徳の教育






近代の教育は、あくまでも「知識」を伝え教えるためのプロセスだった。知識なら、単にその情報についてフラグが立つだけ、つまり知っているか知らないかという極めて単純な違いしかない。知っていれば教えることができるし、知らなければ教えてもらうことができる。その意味であれば、教える側も教えられる側も、単にフラグが立っているか否かだけの違いでしかない。これなら先輩で経験が多ければ、誰でも教える側に立つことはできるワケだ。19世紀、20世紀の公教育における「指導的立場」とは、たかがこんなものだ。教師と生徒は、本質的に質が違うわけではない。情報の量が違うだけだ。従って、教育のプロセスを経てフラグが立ったというだけで、教えられる側から教える側への転換が可能だ。その人間の品性や格といった属人的な問題は、特に考慮されることはない。

しかし、20世紀末の情報化・ネットワーク化の発達は、この「知識教育」としての教育のあり方を大きく変えるものとなった。インターネットの発達によるインフラコストの減少、それを前提とするオープンデータベースの提供。これらを前提とすると、今までのように「個々人のアタマの中に定型的情報のデータベースを構築する」やり方は、知の生産という面では必ずしも効率的なやり方とはいえなくなった。それはまた、今までの教育システム・教育制度そのものが目指してきたものが、意味を失ってきたということでもある。これからの教育とは、近代教育が特化してきた知識教育ではなく、その歪みを是正した本来の教育の姿としての人間性教育だ。

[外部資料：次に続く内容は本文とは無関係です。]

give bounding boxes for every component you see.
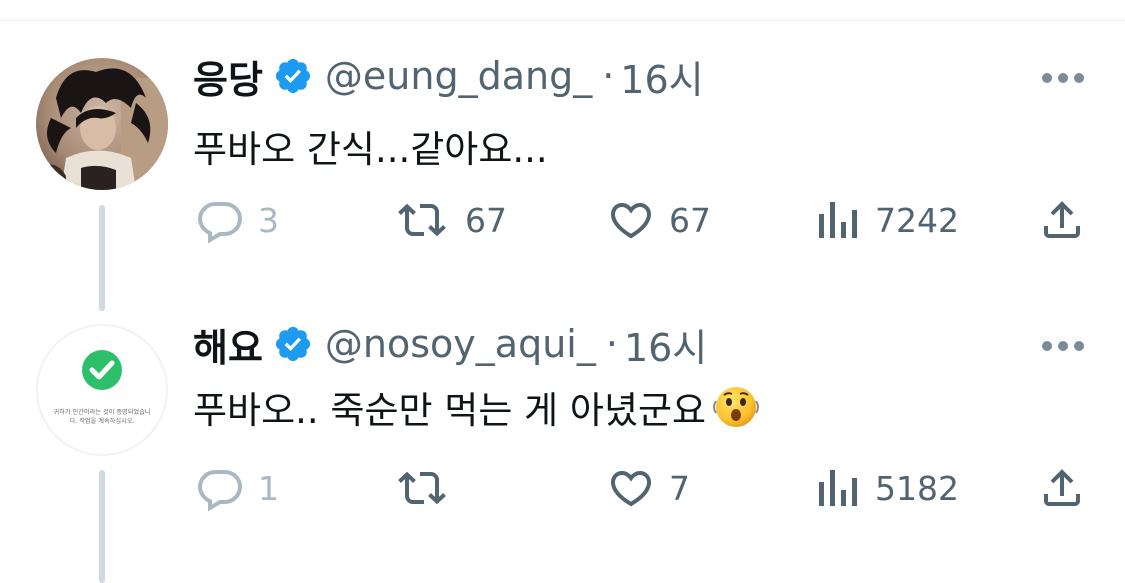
views-count: 5182 [875, 468, 959, 508]
retweet-icon [398, 471, 446, 505]
tweet-text: 푸바오.. 죽순만 먹는 게 아녔군요 [193, 378, 762, 436]
views-button[interactable]: 5182 [815, 458, 959, 518]
reply-button[interactable]: 3 [196, 190, 279, 250]
tweet-text-content: 푸바오 간식...같아요... [193, 128, 548, 171]
views-button[interactable]: 7242 [815, 190, 959, 250]
views-count: 7242 [875, 200, 959, 240]
hushed-face-emoji-icon [710, 381, 762, 433]
retweet-icon [398, 203, 446, 237]
views-bar-chart-icon [819, 202, 857, 238]
separator-dot: · [605, 322, 618, 366]
handle[interactable]: @eung_dang_ [325, 54, 592, 98]
tweet-text-content: 푸바오.. 죽순만 먹는 게 아녔군요 [193, 389, 707, 432]
like-count: 7 [669, 468, 690, 508]
display-name[interactable]: 해요 [193, 317, 263, 372]
action-bar: 1 7 5182 [0, 458, 1125, 518]
more-dots-icon[interactable] [1040, 70, 1086, 84]
share-button[interactable] [1038, 190, 1086, 250]
like-button[interactable]: 67 [607, 190, 711, 250]
avatar[interactable] [36, 58, 168, 190]
timestamp[interactable]: 16시 [620, 49, 703, 104]
handle[interactable]: @nosoy_aqui_ [325, 322, 596, 366]
green-check-avatar-icon: 귀하가 인간이라는 것이 증명되었습니 다. 작업을 계속하십시오. [38, 326, 166, 454]
share-upload-icon [1044, 469, 1080, 506]
retweet-count: 67 [465, 200, 507, 240]
heart-icon [610, 203, 652, 239]
tweet-header: 응당 @eung_dang_ · 16시 [193, 48, 704, 104]
share-button[interactable] [1038, 458, 1086, 518]
separator-dot: · [602, 54, 615, 98]
tweet[interactable]: 응당 @eung_dang_ · 16시 푸바오 간식...같아요... 3 6… [0, 0, 1125, 290]
like-button[interactable]: 7 [607, 458, 690, 518]
views-bar-chart-icon [819, 470, 857, 506]
display-name[interactable]: 응당 [193, 49, 263, 104]
like-count: 67 [669, 200, 711, 240]
heart-icon [610, 471, 652, 507]
avatar-caption-line1: 귀하가 인간이라는 것이 증명되었습니 [54, 408, 151, 416]
reply-count: 1 [258, 468, 279, 508]
more-dots-icon[interactable] [1040, 338, 1086, 352]
action-bar: 3 67 67 7242 [0, 190, 1125, 250]
retweet-button[interactable] [397, 458, 465, 518]
verified-badge-icon [273, 56, 313, 96]
verified-badge-icon [273, 324, 313, 364]
timestamp[interactable]: 16시 [624, 317, 707, 372]
avatar-caption-line2: 다. 작업을 계속하십시오. [70, 417, 135, 425]
retweet-button[interactable]: 67 [397, 190, 507, 250]
tweet[interactable]: 귀하가 인간이라는 것이 증명되었습니 다. 작업을 계속하십시오. 해요 @n… [0, 290, 1125, 583]
reply-count: 3 [258, 200, 279, 240]
dark-hair-photo-avatar-icon [36, 58, 168, 190]
reply-button[interactable]: 1 [196, 458, 279, 518]
reply-bubble-icon [197, 202, 243, 244]
tweet-header: 해요 @nosoy_aqui_ · 16시 [193, 316, 707, 372]
avatar[interactable]: 귀하가 인간이라는 것이 증명되었습니 다. 작업을 계속하십시오. [36, 324, 168, 456]
share-upload-icon [1044, 201, 1080, 238]
reply-bubble-icon [197, 470, 243, 512]
tweet-text: 푸바오 간식...같아요... [193, 118, 548, 174]
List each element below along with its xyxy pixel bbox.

知識教育と人間性教育のちがうところ。それは、知識教育は知識のフラグさえ立っていれば誰でも教育する側に立てるのに対し、人間性教育は高い人間性を持った人でなくては教育する側に回れないという点だ。人徳のあるヒトしか、人間性を語れないし、ましてや人間性を育てることはできない。そして人徳とは生まれつきの高貴さであって、後天的な努力や金次第でどうにかなる要素ではないのだ。生まれつき人徳のある、選ばれた人であってはじめて、人々に徳を振りまくことができる。俗人、凡人では徳は説けないのだ。中国の歴史に名を残す賢者の足跡を振り返れば、これが元来の「教育」であることはすぐわかるが、今われわれの見ている「学校制度」としての教育とは大いに違うものであることも理解できるだろう。

真の人間教育は、人格者にしかできない。知識教育なら、誰にだってできる。そういう意味では、今までの日本の教育が悪平等教育に向かっていたのは、いわば必然の結果ともいえる。人間性を問われず、学校の成績だけでなれる高級官僚は、まさに悪平等の権化。彼らは、品性劣性で知識教育にだけ長けた人間だから、いろいろ不祥事を起こすのも当たり前。そういう文部省の役人が考えることだから、悪平等もむべなるかな。教育の荒廃を日教組に代表される教師のマインドの低さに求める意見もある。それも現実問題としてはそうなのだが、そういう人間に勤まる教育制度を造ってしまった無能な官僚に、より根本的な責任は求めるべきだろう。

悪平等教育の問題は、一歩でも人の上に出ようという気をそぐ点にある。努力しなくなるし、向上心を持たなくなる。人間、差があるから努力するのだ。社会というのは厳しい。基本的に「一番だけが権利を持つ」ものであり、二番以下は全て落後者だ。その分野では存在意義がない。だからこそ一番になろうと努力するのではないか。それが二番でも居場所を与えられるようでは、誰が向上しようと努力するのだろうか。まさにこれは市場原理のルールそのものであり、日本企業が軒並み「負け組」となり死屍累々なのに、ぶつぶつグチをこぼすしか手がないというのもむべなるかなというものだ。

その一方で、持って生まれた高貴さ、下賎さという「人間性」に目をつぶるようになってしまう。役人のように下賎で邪な「人間性」を持った人間は、権力を持っても結局は自分の懐のことしか考えず、風俗接待に鼻の下を伸ばし切った大蔵官僚のようになるのが関の山だ。自分が下賎な発想しかできないことを知り、それを恥じる心があれば、ああいう傍若無人なワガママなどできるわけがないというのに。これからは徳の時代だ。そして徳はある人間とない人間がいる。少なくともリーダーシップや社会への影響力という面では、徳のある人間しか勤まらない機能も多い。そういう意味での「徳のエリート教育」のための選別と育成を、社会全体が認め受け入れなくては時代がきているということができるだろう。